Finland and Kenya established diplomatic relations on June 14, 1965.
==History==

Finland recognised Kenya on December 13, 1963. Both countries established diplomatic relations on June 14, 1965. The 1960s had Finland expand its presence in Kenya due to favourable economic conditions and started to support Kenya in the 1960s through economic loans and donation, working to fund development as part of an effort to increase cooperation between Nordic countries and the rest of the world.

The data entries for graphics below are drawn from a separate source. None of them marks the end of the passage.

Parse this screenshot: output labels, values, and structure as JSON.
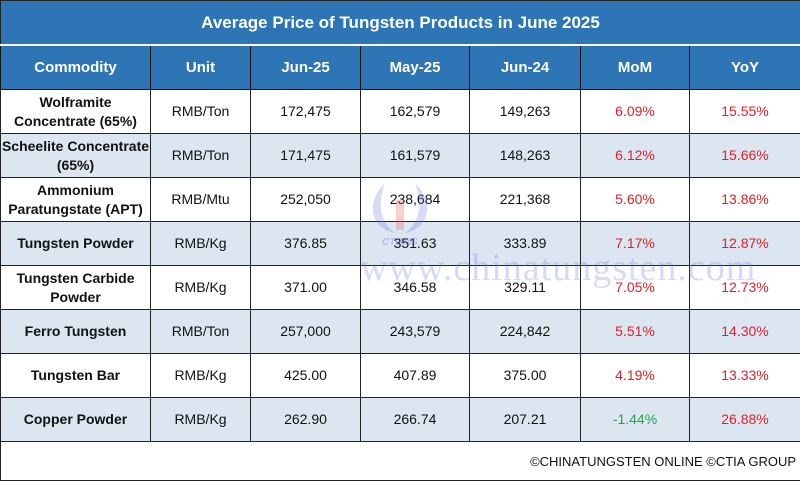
{
  "title": "Average Price of Tungsten Products in June 2025",
  "headers": [
    "Commodity",
    "Unit",
    "Jun-25",
    "May-25",
    "Jun-24",
    "MoM",
    "YoY"
  ],
  "rows": [
    {
      "commodity": "Wolframite Concentrate (65%)",
      "unit": "RMB/Ton",
      "jun25": "172,475",
      "may25": "162,579",
      "jun24": "149,263",
      "mom": "6.09%",
      "yoy": "15.55%"
    },
    {
      "commodity": "Scheelite Concentrate (65%)",
      "unit": "RMB/Ton",
      "jun25": "171,475",
      "may25": "161,579",
      "jun24": "148,263",
      "mom": "6.12%",
      "yoy": "15.66%"
    },
    {
      "commodity": "Ammonium Paratungstate (APT)",
      "unit": "RMB/Mtu",
      "jun25": "252,050",
      "may25": "238,684",
      "jun24": "221,368",
      "mom": "5.60%",
      "yoy": "13.86%"
    },
    {
      "commodity": "Tungsten Powder",
      "unit": "RMB/Kg",
      "jun25": "376.85",
      "may25": "351.63",
      "jun24": "333.89",
      "mom": "7.17%",
      "yoy": "12.87%"
    },
    {
      "commodity": "Tungsten Carbide Powder",
      "unit": "RMB/Kg",
      "jun25": "371.00",
      "may25": "346.58",
      "jun24": "329.11",
      "mom": "7.05%",
      "yoy": "12.73%"
    },
    {
      "commodity": "Ferro Tungsten",
      "unit": "RMB/Ton",
      "jun25": "257,000",
      "may25": "243,579",
      "jun24": "224,842",
      "mom": "5.51%",
      "yoy": "14.30%"
    },
    {
      "commodity": "Tungsten Bar",
      "unit": "RMB/Kg",
      "jun25": "425.00",
      "may25": "407.89",
      "jun24": "375.00",
      "mom": "4.19%",
      "yoy": "13.33%"
    },
    {
      "commodity": "Copper Powder",
      "unit": "RMB/Kg",
      "jun25": "262.90",
      "may25": "266.74",
      "jun24": "207.21",
      "mom": "-1.44%",
      "yoy": "26.88%"
    }
  ],
  "footer": "©CHINATUNGSTEN ONLINE ©CTIA GROUP",
  "watermark": "www.chinatungsten.com",
  "logo_text": "CTOMS",
  "colors": {
    "header": "#2e75b6",
    "alt_row": "#dce6f1",
    "positive": "#e0202a",
    "negative": "#1fa84f"
  }
}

In May 2025, Finnish President Alex Stubb visited Kenya

In the May 2025, meeting with the Finnish Foreign Minister Elina Valtonen, Kenya sought after Finland's support for Nairobi as the host for the Global Plastic Pollution Treaty. Kenya argued that the changing demography of the globe meant that the international community should "make space" for Africa.

==Development cooperation==
In 2014, total development assistance stood at €13.9 million.

Through development assistance in Kenya, the Finnish government hopes to achieve:
- A society that accounts for human rights
- Poverty reduction
- Improve management of forest and water resources

To achieve this,
- A Local Cooperation Fund (LCF) has been set up, the fund is granted to NGOs involved in achieving good governance and human rights. A total of €11.6 million has been set to achieve this between 2013 and 2016.
- €24.8 million to develop agriculture in Kenya.
- €21.4 million in 2013–2016 has been reserved to improve management of forest and water resources.

==Trade==

In 2013, trade between Finland and Kenya stood at €35 million. Kenya exported goods worth €17 million to Finland and in turn Finland exported goods worth €18 million.
Kenya exported goods consisting of horticultural products, tea, and coffee. Finland mainly exported information communication technology and power plant equipment.

In 2014, both countries also signed a double taxation pact to promote trade and investment.

In 2013, 2,000 Finns visited Kenya while the Kenyan community in Finland stands at about 700.

==Resident diplomatic missions==
- Finland has an embassy in Nairobi and an honorary consulate in Mombasa.
- Kenya is accredited to Finland from its embassy in Stockholm, Sweden.